Is design ready to put aside its fascination with process and operations and return to actual product invention? Big Medium’s Josh Clark and Veronika Kindred joined service design legend Andy Polaine on the Power of Ten podcast for a conversation that roams from Zork to world models, landing on why Sentient Design finally returns design to the business of exploring a new medium.

The design industry has spent the last decade perfecting design at scale as big companies brought design in-house. This was important work but had an unintended consequence: design was reduced to a production function for cranking out conveyor-belt UI, rather than deeper invention.

Veronika and Josh argue that AI lets us create meaningful new experiences that weren’t possible before, if product leaders and designers are willing to seize the opportunity. We’re confronting the first paradigm shift since mobile came along 15 years ago, yet many designers seem more focused on using AI to do the same stuff faster. Josh and Veronika describe a better way.

What they got into

  • Why the last 10–15 years of design innovation went almost entirely to design ops and design systems, and why that’s changing now.
  • Ephemeral experiences that invent the world as you explore it.
  • The Sentient Triangle and its four postures—tools, chat, agents, and copilots—each defined by the stance the system takes toward the user.
  • How LLMs suddenly solved the wicked problem of user intent.
  • Hallucinations as a feature not a bug, and how to design accordingly.
  • Dolphins, chameleons, and mushrooms: alternate models of intelligence that don’t have to “act human” to be effective.
  • Practical magic and the minimum magical product.
  • Why clients who ask for “industry leading” usually mean industry standard (and why risk is overvalued in tech culture).
  • The spectrum of adaptive interfaces from the casual interface of smart form defaults to radically adaptive experiences invented on the fly.

Quotable

Veronika: “There’s been so much focus on efficiency and process in bringing AI into people’s work, which is not particularly creative. It’s a very engineering-focused view, a very input-and-output scenario. Our book is about the new kinds of experiences people can create, the new kinds of products that are possible.”

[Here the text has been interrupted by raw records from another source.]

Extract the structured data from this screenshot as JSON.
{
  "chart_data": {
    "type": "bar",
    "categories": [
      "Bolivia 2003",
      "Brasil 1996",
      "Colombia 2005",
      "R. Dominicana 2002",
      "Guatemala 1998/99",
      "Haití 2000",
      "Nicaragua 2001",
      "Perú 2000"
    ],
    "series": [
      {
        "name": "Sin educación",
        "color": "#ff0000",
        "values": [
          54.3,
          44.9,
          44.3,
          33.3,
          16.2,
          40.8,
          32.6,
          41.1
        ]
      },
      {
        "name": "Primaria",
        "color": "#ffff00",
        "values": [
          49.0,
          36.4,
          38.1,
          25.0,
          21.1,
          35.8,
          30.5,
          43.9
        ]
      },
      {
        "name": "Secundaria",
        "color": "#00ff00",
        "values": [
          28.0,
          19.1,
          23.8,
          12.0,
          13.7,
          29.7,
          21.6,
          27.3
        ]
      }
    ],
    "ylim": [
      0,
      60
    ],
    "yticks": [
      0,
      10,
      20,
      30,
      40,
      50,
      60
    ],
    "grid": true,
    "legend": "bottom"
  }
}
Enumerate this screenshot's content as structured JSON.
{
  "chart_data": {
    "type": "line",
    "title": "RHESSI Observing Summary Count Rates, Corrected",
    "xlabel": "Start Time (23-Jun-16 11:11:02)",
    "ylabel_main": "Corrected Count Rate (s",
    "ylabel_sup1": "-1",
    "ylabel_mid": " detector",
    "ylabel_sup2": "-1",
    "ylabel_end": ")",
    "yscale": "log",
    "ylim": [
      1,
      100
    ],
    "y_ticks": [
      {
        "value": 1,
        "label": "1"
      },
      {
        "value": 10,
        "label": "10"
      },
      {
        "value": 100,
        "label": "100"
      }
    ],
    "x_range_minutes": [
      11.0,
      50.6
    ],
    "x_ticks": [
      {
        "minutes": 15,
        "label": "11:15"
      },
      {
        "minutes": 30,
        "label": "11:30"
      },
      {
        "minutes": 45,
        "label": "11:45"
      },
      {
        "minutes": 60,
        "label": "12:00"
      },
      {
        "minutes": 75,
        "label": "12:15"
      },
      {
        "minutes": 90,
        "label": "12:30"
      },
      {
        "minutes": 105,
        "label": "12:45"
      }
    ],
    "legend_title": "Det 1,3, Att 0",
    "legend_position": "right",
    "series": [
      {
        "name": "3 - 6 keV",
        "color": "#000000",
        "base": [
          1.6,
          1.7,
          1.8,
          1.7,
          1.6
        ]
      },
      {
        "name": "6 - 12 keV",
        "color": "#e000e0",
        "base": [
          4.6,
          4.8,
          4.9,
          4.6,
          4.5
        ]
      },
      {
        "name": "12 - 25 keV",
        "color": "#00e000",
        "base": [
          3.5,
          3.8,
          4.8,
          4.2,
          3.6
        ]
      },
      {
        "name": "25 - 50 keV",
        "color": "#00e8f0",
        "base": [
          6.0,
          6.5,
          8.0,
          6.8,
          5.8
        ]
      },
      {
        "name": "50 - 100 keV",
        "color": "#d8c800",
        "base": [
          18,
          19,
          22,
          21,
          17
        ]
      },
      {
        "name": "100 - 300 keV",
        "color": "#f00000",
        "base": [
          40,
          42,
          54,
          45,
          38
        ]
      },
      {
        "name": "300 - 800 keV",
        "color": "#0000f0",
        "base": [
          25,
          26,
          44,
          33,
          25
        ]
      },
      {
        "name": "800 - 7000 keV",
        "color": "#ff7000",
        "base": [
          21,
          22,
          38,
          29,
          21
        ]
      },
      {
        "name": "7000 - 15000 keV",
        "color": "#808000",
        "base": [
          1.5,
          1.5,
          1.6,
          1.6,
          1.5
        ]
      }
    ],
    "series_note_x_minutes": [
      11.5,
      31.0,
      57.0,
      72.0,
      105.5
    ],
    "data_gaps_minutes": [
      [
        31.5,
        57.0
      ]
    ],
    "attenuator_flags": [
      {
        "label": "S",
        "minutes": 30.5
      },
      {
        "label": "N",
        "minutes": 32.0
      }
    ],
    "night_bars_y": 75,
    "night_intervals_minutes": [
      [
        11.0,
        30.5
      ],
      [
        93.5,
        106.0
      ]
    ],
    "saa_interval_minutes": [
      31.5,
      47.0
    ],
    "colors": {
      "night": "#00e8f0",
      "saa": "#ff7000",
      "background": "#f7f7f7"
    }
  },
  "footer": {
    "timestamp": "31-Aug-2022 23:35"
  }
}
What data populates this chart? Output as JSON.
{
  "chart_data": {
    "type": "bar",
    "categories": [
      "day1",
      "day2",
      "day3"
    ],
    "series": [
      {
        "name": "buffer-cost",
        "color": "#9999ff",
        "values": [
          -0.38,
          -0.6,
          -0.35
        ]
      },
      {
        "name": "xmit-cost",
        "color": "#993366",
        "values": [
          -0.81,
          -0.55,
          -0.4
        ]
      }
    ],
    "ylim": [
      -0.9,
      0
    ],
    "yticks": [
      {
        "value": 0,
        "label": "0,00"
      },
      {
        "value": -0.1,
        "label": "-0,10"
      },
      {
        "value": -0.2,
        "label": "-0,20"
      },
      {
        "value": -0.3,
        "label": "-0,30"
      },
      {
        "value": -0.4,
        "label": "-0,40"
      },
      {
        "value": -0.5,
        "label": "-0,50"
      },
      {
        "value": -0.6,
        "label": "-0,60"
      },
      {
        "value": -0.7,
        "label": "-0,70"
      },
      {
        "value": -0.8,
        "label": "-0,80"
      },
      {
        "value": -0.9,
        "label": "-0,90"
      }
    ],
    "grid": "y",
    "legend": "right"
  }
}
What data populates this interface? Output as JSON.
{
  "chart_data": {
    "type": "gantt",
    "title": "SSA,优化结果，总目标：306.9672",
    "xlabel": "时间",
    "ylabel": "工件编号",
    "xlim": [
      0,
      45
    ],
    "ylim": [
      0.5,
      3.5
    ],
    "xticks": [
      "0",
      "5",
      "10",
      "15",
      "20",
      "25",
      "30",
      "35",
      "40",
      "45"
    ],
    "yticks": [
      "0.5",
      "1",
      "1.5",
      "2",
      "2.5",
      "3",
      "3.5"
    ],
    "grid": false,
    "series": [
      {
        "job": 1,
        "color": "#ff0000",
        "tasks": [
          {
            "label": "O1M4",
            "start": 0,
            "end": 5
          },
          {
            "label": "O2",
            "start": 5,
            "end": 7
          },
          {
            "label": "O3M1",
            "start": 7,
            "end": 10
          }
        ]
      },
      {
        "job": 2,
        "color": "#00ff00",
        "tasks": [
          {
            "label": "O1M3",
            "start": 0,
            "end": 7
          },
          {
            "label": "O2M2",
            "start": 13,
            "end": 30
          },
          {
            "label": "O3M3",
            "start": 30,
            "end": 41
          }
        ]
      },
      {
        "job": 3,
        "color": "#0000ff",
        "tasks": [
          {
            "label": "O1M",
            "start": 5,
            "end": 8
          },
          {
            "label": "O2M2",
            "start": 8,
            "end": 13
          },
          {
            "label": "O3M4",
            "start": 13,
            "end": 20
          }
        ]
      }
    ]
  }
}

Josh: “When we keep trying to fit this technology into a hole that looks like what came before, deterministic systems, we’re frustrated. But [LLMs] were never built to do that.”

Josh: “Systems can now understand anything I say and the meaning behind it. That is computing magic. It’s kind of amazing how quickly we’ve begun to take that for granted, but it’s something we’ve been pursuing for decades, and suddenly it became possible.”

Veronika: “Experiences can take on style and mood and tone and personality without pretending to be human. You would never look at a moody browser and infer friendship.”

Josh: “Intelligent interfaces don’t have to be talking interfaces.”

Veronika: “I don’t necessarily have trust in the people or companies driving these technologies, and so it’s really important to pay close attention and stay engaged. Now is a great opportunity to have a ton of influence over how this technology is implemented in our lives — especially as designers. Getting involved right now will have a lasting impact for a long time in the digital world.”

Josh: “Large organizations are designed to reduce risk and increase predictability, which means reducing innovation.”